I’ve described this quantum confusion before (in my book The Bit and the Pendulum) by relating it to television. In the old days, TV signals traveled through the air, all the possible channels passing through your living room at the same time. (Nowadays they usually arrive via cable.) By turning the dial on your TV set (or punching a button on the remote control), you can make one of those shows—one of many possible realities—come to life on your screen. The realm of atoms, molecules, and particles even smaller works in a similar way. Left to themselves, particles buzz about like waves, and their properties are not sharply defined. In particular, you cannot say that a particle occupies any specific location. An atom can literally be in two places at once—until you look at it. An observation will find it located in one of the many possible positions that the quantum equations allow.
An important issue here, one that has occupied physicists for decades, involves defining just what constitutes an “observation.” In recent years, it has become generally agreed that humans are not necessary to perform an observation or measurement on a particle. Other particles bouncing off it can accomplish the same effect. That is to say, an atom, on its own, cannot be said to occupy a specific location. But once other atoms start hitting it, the atom will become localized in a position consistent with the altered paths of the other atoms. This phenomenon is known as decoherence. As long as decoherence can be avoided (for example, by isolating a particle from other influences, maintained at very low temperatures), the weird multiplicity of quantum realities can be sustained.

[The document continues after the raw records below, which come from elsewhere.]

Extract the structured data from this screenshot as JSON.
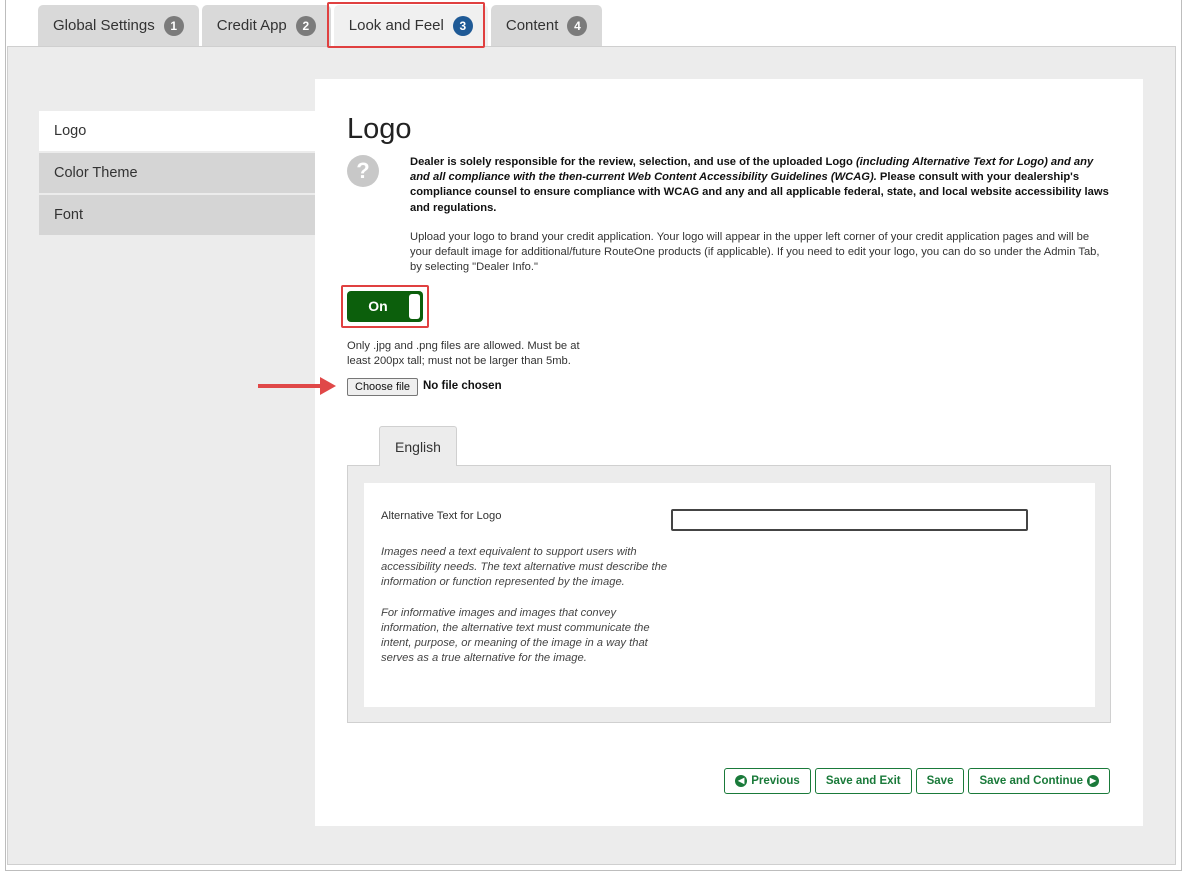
{
  "tabs": [
    {
      "label": "Global Settings",
      "num": "1"
    },
    {
      "label": "Credit App",
      "num": "2"
    },
    {
      "label": "Look and Feel",
      "num": "3"
    },
    {
      "label": "Content",
      "num": "4"
    }
  ],
  "sidebar": {
    "items": [
      {
        "label": "Logo"
      },
      {
        "label": "Color Theme"
      },
      {
        "label": "Font"
      }
    ]
  },
  "main": {
    "title": "Logo",
    "disclaimer_a": "Dealer is solely responsible for the review, selection, and use of the uploaded Logo ",
    "disclaimer_b": "(including Alternative Text for Logo) and any and all compliance with the then-current Web Content Accessibility Guidelines (WCAG).",
    "disclaimer_c": " Please consult with your dealership's compliance counsel to ensure compliance with WCAG and any and all applicable federal, state, and local website accessibility laws and regulations.",
    "upload_info": "Upload your logo to brand your credit application. Your logo will appear in the upper left corner of your credit application pages and will be your default image for additional/future RouteOne products (if applicable). If you need to edit your logo, you can do so under the Admin Tab, by selecting \"Dealer Info.\"",
    "toggle_label": "On",
    "file_note": "Only .jpg and .png files are allowed. Must be at least 200px tall; must not be larger than 5mb.",
    "choose_file": "Choose file",
    "no_file": "No file chosen"
  },
  "language": {
    "tab": "English",
    "alt_label": "Alternative Text for Logo",
    "alt_value": "",
    "help1": "Images need a text equivalent to support users with accessibility needs. The text alternative must describe the information or function represented by the image.",
    "help2": "For informative images and images that convey information, the alternative text must communicate the intent, purpose, or meaning of the image in a way that serves as a true alternative for the image."
  },
  "buttons": {
    "previous": "Previous",
    "save_exit": "Save and Exit",
    "save": "Save",
    "save_continue": "Save and Continue"
  },
  "colors": {
    "toggle_on": "#0c5f0c",
    "button_green": "#1a7a3a",
    "active_step": "#1f5a96",
    "highlight_red": "#e04040"
  }
}
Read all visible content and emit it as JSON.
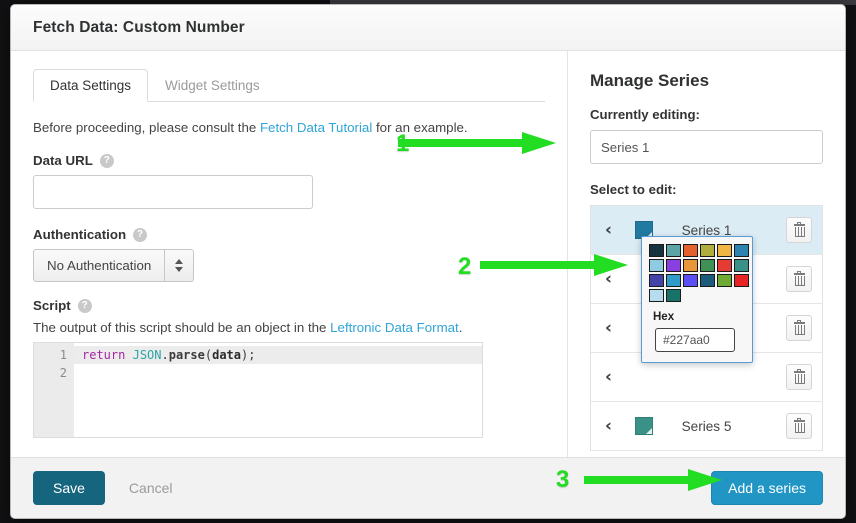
{
  "window": {
    "title": "Fetch Data: Custom Number"
  },
  "tabs": [
    {
      "label": "Data Settings",
      "active": true
    },
    {
      "label": "Widget Settings",
      "active": false
    }
  ],
  "left": {
    "intro_before": "Before proceeding, please consult the ",
    "intro_link": "Fetch Data Tutorial",
    "intro_after": " for an example.",
    "data_url_label": "Data URL",
    "data_url_value": "",
    "data_url_placeholder": "",
    "auth_label": "Authentication",
    "auth_value": "No Authentication",
    "script_label": "Script",
    "script_desc_before": "The output of this script should be an object in the ",
    "script_desc_link": "Leftronic Data Format",
    "script_desc_after": ".",
    "help_glyph": "?",
    "code": {
      "line_numbers": [
        "1",
        "2"
      ],
      "tokens": {
        "kw": "return",
        "space": " ",
        "obj": "JSON",
        "dot": ".",
        "fn": "parse",
        "open": "(",
        "arg": "data",
        "close": ");"
      },
      "full_line": "return JSON.parse(data);"
    }
  },
  "right": {
    "panel_title": "Manage Series",
    "currently_editing_label": "Currently editing:",
    "currently_editing_value": "Series 1",
    "select_to_edit_label": "Select to edit:",
    "chevron_glyph": "‹",
    "series": [
      {
        "name": "Series 1",
        "color": "#227aa0",
        "selected": true,
        "show_swatch": true,
        "show_name": true
      },
      {
        "name": "",
        "color": "",
        "selected": false,
        "show_swatch": false,
        "show_name": false
      },
      {
        "name": "",
        "color": "",
        "selected": false,
        "show_swatch": false,
        "show_name": false
      },
      {
        "name": "",
        "color": "",
        "selected": false,
        "show_swatch": false,
        "show_name": false
      },
      {
        "name": "Series 5",
        "color": "#3a9188",
        "selected": false,
        "show_swatch": true,
        "show_name": true
      }
    ]
  },
  "color_picker": {
    "hex_label": "Hex",
    "hex_value": "#227aa0",
    "swatches": [
      "#16323f",
      "#5ba5a5",
      "#e4602d",
      "#b0ae3f",
      "#f0b543",
      "#2d83b0",
      "#8fcbe2",
      "#8a3fe0",
      "#e8963a",
      "#3f9156",
      "#e43b32",
      "#3a9188",
      "#4444a8",
      "#2f9bc8",
      "#5b4ef5",
      "#1a5c7a",
      "#6eab33",
      "#e72526",
      "#b6dced",
      "#177368"
    ]
  },
  "footer": {
    "save_label": "Save",
    "cancel_label": "Cancel",
    "add_series_label": "Add a series"
  },
  "annotations": [
    {
      "number": "1"
    },
    {
      "number": "2"
    },
    {
      "number": "3"
    }
  ],
  "colors": {
    "accent_save": "#16657f",
    "accent_add": "#2196c4",
    "link": "#2fa4d6",
    "annotation_green": "#22dd22",
    "row_selected": "#dcecf4"
  }
}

This feature of quantum physics has been an endless source of controversy and consternation for physicists and nonphysicists alike. But experimental tests have left no room for doubt on this point. In the subatomic world, reality is fuzzy, encompassing a multiplicity of possibilities. And those possibilities all have a claim to being real. It’s not just that you don’t know where an atom is— it occupies no definite location, but rather occupies many locations simultaneously.